New book launched about growing up on a sailing barge

 

More than 60 yachtsmen raised a toast to the Health & Safety Executive on Saturday for not being around in the 1950s or 1960s. As the Thames sailing barge Hydrogen slipped away from Hyth Quay in Maldon, Essex, bound down river and also memory lane, the sailors heard how five of their company lived on board a sailing barge. John and Gwendoline Ardley raised four children aboard the May Flower. At the weekend the survivors gathered once more to celebrate a book on their life: May Flower, A Barging Chiildhood, by Nick Ardley, the second eldest child.
In the book Nick, aged eight, is pictured stowing the topsail, fifty feet above deck, without harness or lifejacket.

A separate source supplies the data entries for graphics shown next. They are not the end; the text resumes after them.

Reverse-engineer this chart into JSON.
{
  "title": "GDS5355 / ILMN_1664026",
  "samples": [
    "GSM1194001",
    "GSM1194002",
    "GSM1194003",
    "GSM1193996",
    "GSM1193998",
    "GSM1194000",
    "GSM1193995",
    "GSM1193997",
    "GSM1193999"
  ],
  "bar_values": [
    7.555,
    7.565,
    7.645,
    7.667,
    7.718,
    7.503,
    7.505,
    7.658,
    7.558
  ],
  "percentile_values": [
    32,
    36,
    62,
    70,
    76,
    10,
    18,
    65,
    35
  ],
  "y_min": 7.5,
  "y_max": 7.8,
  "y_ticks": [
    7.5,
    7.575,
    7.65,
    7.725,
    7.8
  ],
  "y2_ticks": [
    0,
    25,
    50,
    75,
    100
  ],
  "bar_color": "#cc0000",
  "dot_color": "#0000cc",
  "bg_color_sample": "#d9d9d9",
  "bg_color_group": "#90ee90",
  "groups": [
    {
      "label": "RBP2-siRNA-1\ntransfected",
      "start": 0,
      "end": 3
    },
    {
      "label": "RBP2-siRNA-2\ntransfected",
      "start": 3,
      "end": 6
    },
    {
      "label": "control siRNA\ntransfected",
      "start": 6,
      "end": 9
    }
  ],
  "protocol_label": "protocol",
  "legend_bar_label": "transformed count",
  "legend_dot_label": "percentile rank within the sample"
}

The eldest son Graham Ardley, who flew in from Newfoundland for the occasion, recalled how he would scull the barge boat across a Kentish Creek to fill the barge’s fresh water tank from an artesian well (May Flower had no running water) and youngest son Andrew Ardley, now an architect, told how his first job when he came home from school in winter time was to clean, fill and light the paraffin lamps (May Flower had no electricity). Teresa Ardley, the only daughter, helped her mother Gwendoline hand stitching a new barge’s mainsail! All the family tarred round the 80ft hull each season before setting off on sailing holidays, in the engineless barge, around the East Coast.
For 27 years they lived like this. Andrew said: ‘In later years when I was confronted with a huge workload in the office I took it in my stride. I realised that nothing phased me.’ Graham said: ‘It was a tough life, but we didn’t know it was tough until we grew up.’ May Flower was broken up at Rochester in the 1990s.